Appeal from an order of the Family Court, Erie County (Paul G. Buchanan, J.), entered August 17, 2010 in a proceeding pursuant to Family Court Act article 4.
Matter of Matter of Shields v Towery
Appellate Division, Fourth Department
Published by New York State Law Reporting Bureau pursuant to Judiciary Law § 431.
This opinion is uncorrected and subject to revision before publication in the Official Reports.
Decided on January 31, 2012
PRESENT: SCUDDER, P.J., SMITH, SCONIERS, GORSKI, AND MARTOCHE, JJ.
The order denied the objection of respondent to the order of the Support Magistrate.
It is hereby ORDERED that the order so appealed from is unanimously affirmed without costs.

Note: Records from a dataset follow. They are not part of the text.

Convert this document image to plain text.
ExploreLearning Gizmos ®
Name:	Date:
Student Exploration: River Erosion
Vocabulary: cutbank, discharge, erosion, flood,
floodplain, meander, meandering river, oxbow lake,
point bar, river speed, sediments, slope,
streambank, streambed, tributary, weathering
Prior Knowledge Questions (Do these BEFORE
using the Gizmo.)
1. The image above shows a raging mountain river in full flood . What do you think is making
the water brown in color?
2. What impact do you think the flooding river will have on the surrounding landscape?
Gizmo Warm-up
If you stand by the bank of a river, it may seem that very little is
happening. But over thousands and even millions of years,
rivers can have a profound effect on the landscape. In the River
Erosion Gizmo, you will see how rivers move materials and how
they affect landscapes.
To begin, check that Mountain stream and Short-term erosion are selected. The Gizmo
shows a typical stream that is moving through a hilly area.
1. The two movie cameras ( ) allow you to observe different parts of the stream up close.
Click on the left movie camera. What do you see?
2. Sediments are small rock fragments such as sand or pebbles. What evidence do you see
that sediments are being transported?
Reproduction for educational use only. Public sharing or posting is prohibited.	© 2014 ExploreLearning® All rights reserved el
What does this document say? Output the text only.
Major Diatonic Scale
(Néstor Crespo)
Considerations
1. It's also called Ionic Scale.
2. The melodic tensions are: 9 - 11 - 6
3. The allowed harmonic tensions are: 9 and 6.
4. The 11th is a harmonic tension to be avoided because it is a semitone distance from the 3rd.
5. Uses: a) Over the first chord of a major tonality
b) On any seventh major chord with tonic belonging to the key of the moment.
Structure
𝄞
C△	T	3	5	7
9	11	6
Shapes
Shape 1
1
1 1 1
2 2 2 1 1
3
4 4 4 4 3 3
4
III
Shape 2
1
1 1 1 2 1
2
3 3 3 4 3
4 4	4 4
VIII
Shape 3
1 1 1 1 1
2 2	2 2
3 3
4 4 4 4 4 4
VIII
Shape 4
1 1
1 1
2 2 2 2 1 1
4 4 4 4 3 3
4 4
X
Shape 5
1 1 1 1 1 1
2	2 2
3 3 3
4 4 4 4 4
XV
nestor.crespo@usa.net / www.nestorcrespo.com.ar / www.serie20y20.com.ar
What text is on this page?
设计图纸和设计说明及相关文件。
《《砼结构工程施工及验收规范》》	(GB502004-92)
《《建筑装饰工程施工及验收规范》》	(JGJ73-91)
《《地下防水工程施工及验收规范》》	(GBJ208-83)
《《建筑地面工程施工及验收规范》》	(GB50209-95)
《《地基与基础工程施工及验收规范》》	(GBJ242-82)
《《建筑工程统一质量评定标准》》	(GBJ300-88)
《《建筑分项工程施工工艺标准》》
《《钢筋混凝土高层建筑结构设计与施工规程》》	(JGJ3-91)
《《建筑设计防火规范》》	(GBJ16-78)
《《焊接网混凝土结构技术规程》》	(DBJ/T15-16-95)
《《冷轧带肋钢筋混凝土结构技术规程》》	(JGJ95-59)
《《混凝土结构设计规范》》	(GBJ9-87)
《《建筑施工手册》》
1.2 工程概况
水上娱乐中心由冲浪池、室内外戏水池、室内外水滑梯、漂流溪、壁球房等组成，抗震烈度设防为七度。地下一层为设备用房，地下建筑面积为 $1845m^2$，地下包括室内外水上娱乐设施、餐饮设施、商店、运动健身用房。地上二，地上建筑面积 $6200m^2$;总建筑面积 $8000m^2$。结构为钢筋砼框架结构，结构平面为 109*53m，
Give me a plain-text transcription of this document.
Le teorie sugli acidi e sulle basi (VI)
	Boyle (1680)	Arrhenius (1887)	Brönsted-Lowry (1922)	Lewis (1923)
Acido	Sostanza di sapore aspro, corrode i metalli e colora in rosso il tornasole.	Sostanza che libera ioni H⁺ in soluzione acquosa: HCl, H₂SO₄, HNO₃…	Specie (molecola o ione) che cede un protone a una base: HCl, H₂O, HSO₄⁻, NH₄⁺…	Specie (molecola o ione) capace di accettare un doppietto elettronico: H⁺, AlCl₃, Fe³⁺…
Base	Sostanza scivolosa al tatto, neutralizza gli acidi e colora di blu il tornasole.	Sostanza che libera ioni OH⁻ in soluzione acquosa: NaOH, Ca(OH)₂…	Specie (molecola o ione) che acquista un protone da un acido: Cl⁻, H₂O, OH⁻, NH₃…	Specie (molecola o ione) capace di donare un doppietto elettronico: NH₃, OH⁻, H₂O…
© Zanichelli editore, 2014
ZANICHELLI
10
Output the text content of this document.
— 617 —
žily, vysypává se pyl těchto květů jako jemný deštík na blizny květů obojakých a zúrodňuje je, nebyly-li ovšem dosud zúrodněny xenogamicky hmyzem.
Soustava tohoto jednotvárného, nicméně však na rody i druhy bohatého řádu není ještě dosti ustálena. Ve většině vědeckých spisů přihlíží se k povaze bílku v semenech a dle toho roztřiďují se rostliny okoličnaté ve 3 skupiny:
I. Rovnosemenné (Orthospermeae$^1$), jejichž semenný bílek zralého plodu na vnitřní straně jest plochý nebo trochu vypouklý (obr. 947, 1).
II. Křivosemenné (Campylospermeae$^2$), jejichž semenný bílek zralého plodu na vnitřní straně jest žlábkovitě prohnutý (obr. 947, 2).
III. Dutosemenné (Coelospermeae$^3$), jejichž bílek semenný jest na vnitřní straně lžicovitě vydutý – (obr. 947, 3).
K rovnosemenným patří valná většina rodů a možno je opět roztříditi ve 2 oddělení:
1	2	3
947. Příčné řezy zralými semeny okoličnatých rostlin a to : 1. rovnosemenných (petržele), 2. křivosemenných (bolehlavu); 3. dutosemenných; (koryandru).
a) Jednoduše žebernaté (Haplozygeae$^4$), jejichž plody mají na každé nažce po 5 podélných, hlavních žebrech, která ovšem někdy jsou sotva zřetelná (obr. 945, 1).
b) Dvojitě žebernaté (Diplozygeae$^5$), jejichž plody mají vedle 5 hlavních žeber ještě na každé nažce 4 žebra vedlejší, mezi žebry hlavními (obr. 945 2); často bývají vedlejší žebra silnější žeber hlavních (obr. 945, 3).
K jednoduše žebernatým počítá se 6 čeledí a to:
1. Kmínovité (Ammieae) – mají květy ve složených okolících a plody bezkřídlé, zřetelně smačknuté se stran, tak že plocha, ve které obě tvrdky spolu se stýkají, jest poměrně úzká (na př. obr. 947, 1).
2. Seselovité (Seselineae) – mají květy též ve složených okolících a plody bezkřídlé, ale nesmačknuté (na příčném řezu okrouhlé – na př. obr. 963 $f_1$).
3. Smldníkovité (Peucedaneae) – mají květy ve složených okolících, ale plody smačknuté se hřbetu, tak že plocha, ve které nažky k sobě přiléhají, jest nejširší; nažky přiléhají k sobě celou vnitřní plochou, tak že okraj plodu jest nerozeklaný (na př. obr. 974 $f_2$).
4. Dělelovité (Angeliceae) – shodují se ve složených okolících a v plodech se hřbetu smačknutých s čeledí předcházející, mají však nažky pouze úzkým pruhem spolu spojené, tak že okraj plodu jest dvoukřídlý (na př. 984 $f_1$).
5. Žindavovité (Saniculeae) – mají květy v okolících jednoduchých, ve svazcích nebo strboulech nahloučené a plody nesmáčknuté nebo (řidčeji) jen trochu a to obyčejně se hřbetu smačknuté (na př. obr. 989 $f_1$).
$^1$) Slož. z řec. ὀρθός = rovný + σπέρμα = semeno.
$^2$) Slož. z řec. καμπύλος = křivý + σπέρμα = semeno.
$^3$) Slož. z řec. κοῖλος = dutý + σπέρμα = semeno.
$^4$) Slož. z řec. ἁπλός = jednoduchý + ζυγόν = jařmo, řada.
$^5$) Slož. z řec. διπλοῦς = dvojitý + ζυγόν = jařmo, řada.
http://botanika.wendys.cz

Memorandum: In this proceeding pursuant to Family Court Act article 4, respondent mother appeals from an order denying her objection to the order of the Support Magistrate that modified a prior order by, inter alia, reducing the weekly child support obligation of petitioner father and his share of child care and unreimbursed health-related expenses. We affirm. The father presented evidence that his income from employment decreased as the result of an involuntary reduction in his overtime hours. The Support Magistrate's determination that his loss of income was sufficiently substantial to warrant a downward modification of his child support obligation is entitled to great deference (see generally Matter of Manocchio v Manocchio, 16 AD3d 1126, 1128). Contrary to the mother's contention, moreover, the Support Magistrate properly exercised her discretion in concluding that the amount of rental income calculated at the time of the prior order constituted the most reliable amount to be imputed to the father for purposes of the instant proceeding (see Matter of Niagara County Dept. of Social Servs. v Hueber, 89 AD3d 1440; see generally Matter of Gravenese v Marchese, 57 AD3d 992, 993).